For the lowercase letters they point correctly to the uppercase letters.
But the uppercase letters they all have a value of -1 which is wrong.
Here should be the corresponding ID of the lowercase letter.
2.)
The script name is always NULL.
It should be LATIN or COMMON
3.)
All the min / max values are completely missing.
They are 0, 255 or 32767.
10 missing columns!
4.)
The last column "normed_form" is missing.
With the '#' a comment is starting.
But when reading this unicharset the '#' is misinterpreted as the "normed_form".
Here should be mostly the same letter as in the first column.

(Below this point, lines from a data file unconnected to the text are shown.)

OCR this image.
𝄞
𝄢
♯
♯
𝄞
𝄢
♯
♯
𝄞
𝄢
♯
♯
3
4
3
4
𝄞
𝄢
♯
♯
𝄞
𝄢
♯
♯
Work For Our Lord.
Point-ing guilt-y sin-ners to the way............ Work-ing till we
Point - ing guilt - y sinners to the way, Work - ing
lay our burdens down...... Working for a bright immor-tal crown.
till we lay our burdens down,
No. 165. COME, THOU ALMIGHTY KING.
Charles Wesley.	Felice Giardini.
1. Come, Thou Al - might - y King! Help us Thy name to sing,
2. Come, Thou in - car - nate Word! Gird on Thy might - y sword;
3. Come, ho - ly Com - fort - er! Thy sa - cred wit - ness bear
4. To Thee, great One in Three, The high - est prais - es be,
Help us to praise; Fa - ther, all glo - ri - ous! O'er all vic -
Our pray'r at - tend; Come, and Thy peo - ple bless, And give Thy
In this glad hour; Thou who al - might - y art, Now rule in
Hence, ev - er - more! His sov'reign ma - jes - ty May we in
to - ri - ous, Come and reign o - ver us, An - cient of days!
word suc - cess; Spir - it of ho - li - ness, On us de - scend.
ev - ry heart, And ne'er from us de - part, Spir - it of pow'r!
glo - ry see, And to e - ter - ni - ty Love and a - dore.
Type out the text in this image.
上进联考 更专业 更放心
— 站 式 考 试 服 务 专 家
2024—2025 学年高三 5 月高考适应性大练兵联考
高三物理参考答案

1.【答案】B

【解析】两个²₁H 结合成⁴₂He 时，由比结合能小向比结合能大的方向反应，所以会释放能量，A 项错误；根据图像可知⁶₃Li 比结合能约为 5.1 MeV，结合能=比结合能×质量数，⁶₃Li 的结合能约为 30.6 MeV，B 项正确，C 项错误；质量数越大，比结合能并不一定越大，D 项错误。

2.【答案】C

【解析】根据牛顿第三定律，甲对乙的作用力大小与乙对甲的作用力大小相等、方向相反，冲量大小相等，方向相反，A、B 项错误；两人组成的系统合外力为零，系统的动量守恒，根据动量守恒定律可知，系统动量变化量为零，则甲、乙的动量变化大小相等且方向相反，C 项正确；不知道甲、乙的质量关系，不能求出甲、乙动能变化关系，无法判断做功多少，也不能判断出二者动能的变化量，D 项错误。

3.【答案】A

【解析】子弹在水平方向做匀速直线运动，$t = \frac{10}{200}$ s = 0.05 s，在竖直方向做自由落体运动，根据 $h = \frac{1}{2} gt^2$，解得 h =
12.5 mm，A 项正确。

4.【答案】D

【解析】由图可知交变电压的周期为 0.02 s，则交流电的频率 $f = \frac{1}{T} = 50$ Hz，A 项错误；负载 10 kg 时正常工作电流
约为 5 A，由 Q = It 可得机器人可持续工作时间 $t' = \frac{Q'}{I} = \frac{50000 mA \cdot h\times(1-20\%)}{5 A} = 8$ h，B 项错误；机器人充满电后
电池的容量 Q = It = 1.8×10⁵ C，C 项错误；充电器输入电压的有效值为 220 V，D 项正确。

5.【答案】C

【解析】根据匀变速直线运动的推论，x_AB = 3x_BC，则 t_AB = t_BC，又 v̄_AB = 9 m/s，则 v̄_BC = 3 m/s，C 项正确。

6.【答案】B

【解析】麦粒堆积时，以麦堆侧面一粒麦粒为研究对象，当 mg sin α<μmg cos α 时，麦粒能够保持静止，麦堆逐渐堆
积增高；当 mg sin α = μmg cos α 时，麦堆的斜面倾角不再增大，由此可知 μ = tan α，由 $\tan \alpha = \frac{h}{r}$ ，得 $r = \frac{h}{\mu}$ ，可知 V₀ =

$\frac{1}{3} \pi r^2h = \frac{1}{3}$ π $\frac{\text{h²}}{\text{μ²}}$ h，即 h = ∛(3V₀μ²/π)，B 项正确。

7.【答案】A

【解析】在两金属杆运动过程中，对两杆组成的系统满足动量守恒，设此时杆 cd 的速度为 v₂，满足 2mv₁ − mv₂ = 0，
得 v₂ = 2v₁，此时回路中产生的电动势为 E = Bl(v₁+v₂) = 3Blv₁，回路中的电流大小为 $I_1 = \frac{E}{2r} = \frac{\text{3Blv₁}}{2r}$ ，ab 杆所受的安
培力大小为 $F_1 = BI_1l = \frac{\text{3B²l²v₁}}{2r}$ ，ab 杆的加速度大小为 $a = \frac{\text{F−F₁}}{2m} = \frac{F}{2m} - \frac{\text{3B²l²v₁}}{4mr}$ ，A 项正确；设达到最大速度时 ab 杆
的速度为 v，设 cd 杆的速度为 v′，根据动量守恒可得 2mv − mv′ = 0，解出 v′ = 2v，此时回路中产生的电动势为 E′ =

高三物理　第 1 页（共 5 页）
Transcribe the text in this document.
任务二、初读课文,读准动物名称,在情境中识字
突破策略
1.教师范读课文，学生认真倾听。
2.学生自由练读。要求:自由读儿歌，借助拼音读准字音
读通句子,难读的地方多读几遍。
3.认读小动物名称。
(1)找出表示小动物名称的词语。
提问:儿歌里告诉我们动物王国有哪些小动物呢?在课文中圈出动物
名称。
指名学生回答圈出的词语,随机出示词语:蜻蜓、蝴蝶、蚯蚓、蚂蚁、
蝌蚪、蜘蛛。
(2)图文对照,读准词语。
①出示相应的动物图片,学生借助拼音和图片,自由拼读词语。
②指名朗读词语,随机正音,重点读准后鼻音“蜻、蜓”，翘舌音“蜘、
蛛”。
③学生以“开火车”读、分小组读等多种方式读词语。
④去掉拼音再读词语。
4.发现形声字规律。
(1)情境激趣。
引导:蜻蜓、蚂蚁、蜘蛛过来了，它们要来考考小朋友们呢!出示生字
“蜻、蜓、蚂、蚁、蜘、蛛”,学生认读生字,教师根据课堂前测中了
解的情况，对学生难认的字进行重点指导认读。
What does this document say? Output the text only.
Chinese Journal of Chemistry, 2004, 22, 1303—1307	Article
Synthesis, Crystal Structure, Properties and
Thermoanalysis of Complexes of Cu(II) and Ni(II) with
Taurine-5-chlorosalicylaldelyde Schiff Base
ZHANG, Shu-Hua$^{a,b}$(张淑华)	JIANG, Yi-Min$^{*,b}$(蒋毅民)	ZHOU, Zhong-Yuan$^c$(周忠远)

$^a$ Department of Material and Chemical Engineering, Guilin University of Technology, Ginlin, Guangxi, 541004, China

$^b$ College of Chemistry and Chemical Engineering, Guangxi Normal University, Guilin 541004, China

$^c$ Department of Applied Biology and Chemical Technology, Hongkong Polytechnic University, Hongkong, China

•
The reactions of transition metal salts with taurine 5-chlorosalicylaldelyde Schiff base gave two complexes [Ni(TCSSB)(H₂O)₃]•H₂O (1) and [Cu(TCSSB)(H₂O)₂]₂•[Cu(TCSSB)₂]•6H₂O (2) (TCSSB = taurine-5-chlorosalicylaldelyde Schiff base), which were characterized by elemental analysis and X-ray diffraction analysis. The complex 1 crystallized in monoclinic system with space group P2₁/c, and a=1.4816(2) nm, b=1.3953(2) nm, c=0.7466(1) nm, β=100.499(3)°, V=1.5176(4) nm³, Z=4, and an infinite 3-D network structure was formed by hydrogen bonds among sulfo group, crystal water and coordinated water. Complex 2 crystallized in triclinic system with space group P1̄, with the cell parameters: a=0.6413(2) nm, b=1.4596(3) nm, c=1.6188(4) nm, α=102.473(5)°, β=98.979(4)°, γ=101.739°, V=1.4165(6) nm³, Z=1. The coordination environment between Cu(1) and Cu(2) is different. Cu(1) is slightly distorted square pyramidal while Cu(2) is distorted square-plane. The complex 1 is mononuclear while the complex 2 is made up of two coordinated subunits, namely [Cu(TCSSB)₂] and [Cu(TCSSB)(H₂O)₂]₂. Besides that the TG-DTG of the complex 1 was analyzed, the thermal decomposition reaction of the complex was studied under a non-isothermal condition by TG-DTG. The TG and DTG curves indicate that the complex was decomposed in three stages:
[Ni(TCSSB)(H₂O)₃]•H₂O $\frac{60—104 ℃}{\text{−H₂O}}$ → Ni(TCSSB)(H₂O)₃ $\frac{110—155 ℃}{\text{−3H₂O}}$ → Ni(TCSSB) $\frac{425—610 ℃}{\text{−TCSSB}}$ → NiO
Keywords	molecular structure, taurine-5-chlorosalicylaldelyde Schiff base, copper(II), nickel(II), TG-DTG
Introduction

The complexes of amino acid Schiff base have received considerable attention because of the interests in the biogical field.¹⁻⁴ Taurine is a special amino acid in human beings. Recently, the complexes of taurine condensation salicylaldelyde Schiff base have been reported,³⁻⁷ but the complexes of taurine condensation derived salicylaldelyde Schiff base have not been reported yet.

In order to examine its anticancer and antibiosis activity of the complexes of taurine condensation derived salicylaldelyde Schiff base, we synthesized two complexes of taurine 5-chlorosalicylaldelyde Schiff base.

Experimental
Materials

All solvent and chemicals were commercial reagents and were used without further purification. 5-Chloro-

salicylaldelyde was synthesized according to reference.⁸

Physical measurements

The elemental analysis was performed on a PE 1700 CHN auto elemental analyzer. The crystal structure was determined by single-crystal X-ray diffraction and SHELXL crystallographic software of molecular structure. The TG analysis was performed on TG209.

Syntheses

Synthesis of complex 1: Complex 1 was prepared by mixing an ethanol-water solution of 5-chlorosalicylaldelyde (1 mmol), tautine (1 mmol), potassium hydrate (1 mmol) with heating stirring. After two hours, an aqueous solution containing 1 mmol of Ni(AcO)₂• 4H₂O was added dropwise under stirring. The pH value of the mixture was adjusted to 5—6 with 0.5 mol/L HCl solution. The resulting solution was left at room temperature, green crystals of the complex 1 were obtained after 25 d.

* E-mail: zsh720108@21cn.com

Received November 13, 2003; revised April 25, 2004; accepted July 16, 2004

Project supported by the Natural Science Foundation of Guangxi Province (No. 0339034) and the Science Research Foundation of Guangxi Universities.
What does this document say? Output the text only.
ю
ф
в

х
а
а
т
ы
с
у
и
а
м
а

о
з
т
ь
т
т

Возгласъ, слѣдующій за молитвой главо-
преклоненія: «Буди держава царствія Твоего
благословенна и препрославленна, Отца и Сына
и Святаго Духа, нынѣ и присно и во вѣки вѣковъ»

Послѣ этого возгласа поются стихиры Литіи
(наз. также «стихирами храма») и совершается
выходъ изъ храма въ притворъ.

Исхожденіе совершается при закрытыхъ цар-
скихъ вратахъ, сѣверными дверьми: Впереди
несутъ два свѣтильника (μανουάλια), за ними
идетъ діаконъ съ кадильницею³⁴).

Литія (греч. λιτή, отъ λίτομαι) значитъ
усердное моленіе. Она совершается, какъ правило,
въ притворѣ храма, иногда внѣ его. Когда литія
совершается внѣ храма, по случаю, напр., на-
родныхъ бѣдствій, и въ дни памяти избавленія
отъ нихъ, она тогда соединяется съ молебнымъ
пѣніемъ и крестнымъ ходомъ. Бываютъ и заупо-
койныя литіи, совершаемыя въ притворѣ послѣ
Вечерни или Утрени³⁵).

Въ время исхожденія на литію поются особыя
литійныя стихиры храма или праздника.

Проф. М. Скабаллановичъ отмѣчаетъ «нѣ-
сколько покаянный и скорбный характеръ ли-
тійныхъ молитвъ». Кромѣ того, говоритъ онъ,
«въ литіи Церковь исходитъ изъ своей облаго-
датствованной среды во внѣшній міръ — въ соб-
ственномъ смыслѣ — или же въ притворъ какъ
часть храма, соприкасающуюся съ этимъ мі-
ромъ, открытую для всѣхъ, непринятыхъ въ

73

Here you see a unicharset extracted from a trainddata file with all columns filled correctly:
A 5 52,68,216,255,100,216,0,17,98,231 Latin 2 0 15 A # A [41 ]A
B 5 62,68,216,255,91,227,0,27,106,227 Latin 23 0 102 B # B [42 ]A
etc..
a 3 58,65,186,200,85,164,0,26,97,185 Latin 15 0 2 a # a [61 ]a
b 3 58,64,216,255,87,180,0,25,100,200 Latin 102 0 23 b # b [62 ]a
Result:
The unicharset_extractor tool is very buggy.
I have to edit all by hand.
So my question remains:
Were do I find a detailed documentation of the Unicharset file ???